The statistics are truly shocking. The new Estimates are vital products to benchmark progress and inform effective policy making.

However, one person trafficked or enslaved is one person too many.

Australia has a long history of regional and global leadership on issues concerning people trafficking, people smuggling and related transnational crime, particularly through the Bali Process.

Last month, with co-Chair, Indonesian Foreign Minister HE Retno Marsudi, we launched the world's first regional business-government partnership to address modern slavery. The business side was co-chaired by Mr Andrew Forrest AO from Australia, Chairman of Fortescue Metals Group and Walk Free, and Mr Eddy Sariaatmadja from Indonesia, founder and Chairman of Emtek. Both Andrew and Eddy are committed to corporate responsibility and accountability, and share a history of generous philanthropy. They were the most ideal choices for co-chairs.

The Forum was embraced by all Bali Process member nations and was attended by 37 Bali Process member countries, including 24 Ministers, and over 30 business leaders.

There was a strong spirit of cooperation, with businesses and governments welcoming the intent of the Forum.

The Forum agreed a business-led Work Plan under which business will develop proposals for practical steps governments and businesses can take to eliminate modern slavery, to be presented at next year's Bali Process Ministerial meeting, taking place in Indonesia. The emphasis is on government and business partnership.

Priority areas will include ethical employment, supply chain transparency, and safeguards and redress mechanisms.

When government and business work together, we can accelerate progress in eliminating modern slavery, forced labour and child labour.

This is an historic outcome in a region estimated by the ILO to contain over 56 per cent of the world's people subject to forced labour.

Australia continues to focus on safe migration and combating human trafficking as a core part of our preventative approach.

In December 2016, I renewed our commitment to a further funding of $20 million over ten years for the TRIANGLE in ASEAN program, delivered in partnership with the ILO.

This program sits alongside our other flagship investment to build and strengthen criminal justice responses to human trafficking, the $50 million Australia-Asia Program to Combat Trafficking in Persons. Through this investment, we assist countries in the region to implement obligations under the 2015 ASEAN Convention on Trafficking in Persons and its Plan of Action.

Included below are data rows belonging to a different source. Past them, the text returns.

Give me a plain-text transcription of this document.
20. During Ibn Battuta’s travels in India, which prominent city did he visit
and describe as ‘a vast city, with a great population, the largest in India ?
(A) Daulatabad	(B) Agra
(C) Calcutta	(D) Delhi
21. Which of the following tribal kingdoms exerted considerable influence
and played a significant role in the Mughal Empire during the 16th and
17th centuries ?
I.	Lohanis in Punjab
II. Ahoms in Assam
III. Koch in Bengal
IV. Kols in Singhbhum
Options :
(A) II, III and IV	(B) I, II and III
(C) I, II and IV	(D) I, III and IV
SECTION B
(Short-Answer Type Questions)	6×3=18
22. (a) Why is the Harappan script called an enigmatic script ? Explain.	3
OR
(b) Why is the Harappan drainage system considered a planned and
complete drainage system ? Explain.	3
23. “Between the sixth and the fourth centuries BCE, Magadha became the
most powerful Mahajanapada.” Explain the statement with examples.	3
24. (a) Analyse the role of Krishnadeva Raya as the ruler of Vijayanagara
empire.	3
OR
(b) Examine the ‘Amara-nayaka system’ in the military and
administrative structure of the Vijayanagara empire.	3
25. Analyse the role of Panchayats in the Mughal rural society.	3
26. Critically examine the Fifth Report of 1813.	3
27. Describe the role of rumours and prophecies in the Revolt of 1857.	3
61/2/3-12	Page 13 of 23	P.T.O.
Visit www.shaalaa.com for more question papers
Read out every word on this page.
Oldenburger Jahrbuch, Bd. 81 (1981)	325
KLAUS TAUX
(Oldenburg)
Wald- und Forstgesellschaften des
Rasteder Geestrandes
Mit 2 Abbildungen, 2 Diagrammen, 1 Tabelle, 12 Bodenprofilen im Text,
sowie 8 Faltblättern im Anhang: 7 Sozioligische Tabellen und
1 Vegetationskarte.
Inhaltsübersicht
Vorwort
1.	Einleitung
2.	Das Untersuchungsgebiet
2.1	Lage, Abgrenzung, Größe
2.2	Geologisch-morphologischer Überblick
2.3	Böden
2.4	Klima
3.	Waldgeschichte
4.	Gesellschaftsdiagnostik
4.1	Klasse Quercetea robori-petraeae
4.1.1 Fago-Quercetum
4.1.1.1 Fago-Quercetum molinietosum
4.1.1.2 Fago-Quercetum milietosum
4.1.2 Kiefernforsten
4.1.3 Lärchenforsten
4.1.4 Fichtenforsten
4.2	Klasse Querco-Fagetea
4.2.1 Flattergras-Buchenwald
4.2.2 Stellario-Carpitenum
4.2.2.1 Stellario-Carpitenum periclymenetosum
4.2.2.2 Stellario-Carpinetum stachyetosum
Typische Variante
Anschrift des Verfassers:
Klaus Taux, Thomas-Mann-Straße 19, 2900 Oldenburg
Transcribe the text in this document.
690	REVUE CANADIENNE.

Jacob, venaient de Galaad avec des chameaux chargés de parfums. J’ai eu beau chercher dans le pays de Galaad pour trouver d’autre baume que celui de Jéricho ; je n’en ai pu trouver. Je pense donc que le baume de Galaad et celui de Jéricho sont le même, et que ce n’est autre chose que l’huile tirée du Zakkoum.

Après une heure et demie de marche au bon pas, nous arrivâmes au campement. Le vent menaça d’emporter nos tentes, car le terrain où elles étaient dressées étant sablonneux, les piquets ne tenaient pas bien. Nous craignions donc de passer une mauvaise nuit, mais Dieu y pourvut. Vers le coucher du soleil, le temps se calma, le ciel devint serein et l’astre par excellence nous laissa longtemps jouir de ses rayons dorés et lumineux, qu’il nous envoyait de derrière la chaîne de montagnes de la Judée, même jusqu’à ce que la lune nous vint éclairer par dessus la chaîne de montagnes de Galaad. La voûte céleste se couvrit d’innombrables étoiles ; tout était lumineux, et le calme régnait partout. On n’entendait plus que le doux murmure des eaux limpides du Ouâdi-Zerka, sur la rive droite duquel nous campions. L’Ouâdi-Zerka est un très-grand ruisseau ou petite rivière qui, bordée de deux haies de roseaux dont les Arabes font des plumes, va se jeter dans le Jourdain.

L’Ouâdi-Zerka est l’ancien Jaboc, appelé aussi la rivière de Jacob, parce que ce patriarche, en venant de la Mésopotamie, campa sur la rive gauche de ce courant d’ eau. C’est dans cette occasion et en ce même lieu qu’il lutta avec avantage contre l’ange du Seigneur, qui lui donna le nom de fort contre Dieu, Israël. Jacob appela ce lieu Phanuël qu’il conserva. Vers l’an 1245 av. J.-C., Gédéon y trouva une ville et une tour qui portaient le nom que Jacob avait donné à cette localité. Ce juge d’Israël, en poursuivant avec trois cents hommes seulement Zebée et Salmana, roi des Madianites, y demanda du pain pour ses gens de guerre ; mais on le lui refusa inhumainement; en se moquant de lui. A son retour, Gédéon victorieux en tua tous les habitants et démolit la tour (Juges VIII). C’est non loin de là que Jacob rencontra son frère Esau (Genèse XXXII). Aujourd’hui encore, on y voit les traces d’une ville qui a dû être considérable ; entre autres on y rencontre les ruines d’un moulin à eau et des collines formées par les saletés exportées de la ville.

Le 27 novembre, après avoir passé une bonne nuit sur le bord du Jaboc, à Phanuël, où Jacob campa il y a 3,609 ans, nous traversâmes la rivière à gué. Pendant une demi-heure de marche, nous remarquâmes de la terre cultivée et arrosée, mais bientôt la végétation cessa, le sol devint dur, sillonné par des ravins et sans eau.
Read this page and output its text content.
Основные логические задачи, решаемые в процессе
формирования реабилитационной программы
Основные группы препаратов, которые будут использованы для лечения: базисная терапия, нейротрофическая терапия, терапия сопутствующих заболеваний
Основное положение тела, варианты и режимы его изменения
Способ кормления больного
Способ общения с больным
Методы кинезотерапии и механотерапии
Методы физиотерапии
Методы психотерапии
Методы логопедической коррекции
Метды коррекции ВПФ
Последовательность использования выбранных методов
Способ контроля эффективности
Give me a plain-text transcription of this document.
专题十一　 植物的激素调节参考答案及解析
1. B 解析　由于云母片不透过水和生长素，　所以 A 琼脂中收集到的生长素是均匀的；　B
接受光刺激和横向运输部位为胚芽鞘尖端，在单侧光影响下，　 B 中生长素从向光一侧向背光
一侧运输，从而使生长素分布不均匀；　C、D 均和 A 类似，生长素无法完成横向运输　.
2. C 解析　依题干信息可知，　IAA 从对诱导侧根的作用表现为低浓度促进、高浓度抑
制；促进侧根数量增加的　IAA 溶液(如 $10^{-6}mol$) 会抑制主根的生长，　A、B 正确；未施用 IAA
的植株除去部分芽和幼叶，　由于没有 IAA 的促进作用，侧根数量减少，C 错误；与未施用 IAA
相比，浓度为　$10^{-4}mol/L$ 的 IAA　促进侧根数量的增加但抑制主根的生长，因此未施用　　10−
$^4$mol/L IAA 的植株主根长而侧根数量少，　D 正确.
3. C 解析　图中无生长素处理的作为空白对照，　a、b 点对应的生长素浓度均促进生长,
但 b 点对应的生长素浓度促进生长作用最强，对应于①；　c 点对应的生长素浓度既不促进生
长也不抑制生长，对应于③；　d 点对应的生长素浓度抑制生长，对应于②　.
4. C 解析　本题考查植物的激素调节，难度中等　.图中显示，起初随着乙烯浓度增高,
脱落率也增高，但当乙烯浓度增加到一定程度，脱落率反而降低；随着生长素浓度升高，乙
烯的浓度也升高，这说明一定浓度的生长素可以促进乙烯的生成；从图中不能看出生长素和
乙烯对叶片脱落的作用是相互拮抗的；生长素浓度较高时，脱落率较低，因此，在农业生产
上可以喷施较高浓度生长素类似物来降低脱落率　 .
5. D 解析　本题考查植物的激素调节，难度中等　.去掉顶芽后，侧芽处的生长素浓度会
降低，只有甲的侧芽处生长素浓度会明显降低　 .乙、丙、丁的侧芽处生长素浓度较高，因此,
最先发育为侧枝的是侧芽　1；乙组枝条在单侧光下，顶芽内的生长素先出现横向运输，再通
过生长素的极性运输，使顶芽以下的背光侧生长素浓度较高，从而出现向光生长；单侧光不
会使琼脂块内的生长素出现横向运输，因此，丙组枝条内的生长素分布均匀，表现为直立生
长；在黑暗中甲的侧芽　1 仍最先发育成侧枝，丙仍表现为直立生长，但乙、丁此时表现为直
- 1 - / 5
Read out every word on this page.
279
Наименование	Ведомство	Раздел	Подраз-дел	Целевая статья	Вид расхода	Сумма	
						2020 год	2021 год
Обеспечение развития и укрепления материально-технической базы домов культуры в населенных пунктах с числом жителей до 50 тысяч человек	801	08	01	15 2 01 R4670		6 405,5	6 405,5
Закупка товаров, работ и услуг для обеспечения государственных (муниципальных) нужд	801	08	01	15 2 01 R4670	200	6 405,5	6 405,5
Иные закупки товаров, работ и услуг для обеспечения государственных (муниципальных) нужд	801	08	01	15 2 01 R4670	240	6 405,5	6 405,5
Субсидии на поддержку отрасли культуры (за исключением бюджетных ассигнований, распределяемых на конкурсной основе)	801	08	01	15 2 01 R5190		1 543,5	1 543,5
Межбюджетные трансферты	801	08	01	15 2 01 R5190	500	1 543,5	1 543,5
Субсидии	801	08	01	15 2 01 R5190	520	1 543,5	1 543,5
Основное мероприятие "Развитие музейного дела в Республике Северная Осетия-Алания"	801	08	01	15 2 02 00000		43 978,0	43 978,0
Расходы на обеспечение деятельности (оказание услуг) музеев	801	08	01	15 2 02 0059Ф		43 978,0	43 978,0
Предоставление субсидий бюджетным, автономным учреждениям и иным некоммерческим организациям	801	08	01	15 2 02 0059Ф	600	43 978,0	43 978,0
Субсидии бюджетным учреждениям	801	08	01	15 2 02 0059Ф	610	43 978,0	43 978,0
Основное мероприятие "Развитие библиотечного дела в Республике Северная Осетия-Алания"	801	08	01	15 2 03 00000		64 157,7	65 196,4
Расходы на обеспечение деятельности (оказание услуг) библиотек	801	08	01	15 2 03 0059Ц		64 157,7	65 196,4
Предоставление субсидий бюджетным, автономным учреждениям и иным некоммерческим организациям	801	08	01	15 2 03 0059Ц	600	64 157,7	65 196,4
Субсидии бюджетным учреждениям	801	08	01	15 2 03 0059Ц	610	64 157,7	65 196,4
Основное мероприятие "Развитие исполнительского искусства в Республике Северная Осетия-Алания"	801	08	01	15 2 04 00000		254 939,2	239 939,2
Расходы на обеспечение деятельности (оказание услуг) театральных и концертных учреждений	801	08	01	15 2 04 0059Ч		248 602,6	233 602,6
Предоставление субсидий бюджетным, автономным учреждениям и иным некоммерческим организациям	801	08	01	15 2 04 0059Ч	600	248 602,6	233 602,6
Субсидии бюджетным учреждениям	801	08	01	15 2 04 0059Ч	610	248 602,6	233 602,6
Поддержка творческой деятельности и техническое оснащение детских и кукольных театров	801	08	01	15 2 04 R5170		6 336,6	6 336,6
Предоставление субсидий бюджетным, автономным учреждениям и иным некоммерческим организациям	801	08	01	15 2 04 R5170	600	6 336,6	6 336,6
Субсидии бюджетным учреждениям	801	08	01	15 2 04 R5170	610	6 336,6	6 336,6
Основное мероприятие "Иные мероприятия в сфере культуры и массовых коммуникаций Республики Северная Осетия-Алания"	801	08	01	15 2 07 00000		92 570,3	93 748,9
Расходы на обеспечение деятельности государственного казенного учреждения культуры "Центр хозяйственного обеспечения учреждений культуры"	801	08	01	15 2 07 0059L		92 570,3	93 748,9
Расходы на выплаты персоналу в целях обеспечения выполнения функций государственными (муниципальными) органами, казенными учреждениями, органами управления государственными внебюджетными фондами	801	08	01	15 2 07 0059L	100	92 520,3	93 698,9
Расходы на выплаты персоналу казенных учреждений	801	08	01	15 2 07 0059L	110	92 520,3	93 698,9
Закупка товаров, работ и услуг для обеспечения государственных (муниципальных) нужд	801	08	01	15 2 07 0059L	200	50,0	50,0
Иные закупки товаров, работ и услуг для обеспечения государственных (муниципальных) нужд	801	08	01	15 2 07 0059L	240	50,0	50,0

Domestically, I'm pleased to say Australia is committed to working with the business community to combat modern slavery in the supply chains of goods and services. Just now, I have advised UK Prime Minister, Theresa May, that the Australian Government has confirmed we will introduce modern slavery legislation, similar to the UK. It will require large Australian businesses to publish annual statements outlining their actions to address modern slavery in their supply chains.

I am pleased to represent Australia at this event and reaffirm our commitment to stand together with Alliance 8.7 partners to combat modern slavery, forced labour and child labour.

I applaud the vital evidence base provided by the new Global Estimates launched here this evening.

Modern slavery, forced labour and child labour are an affront to our collective humanity.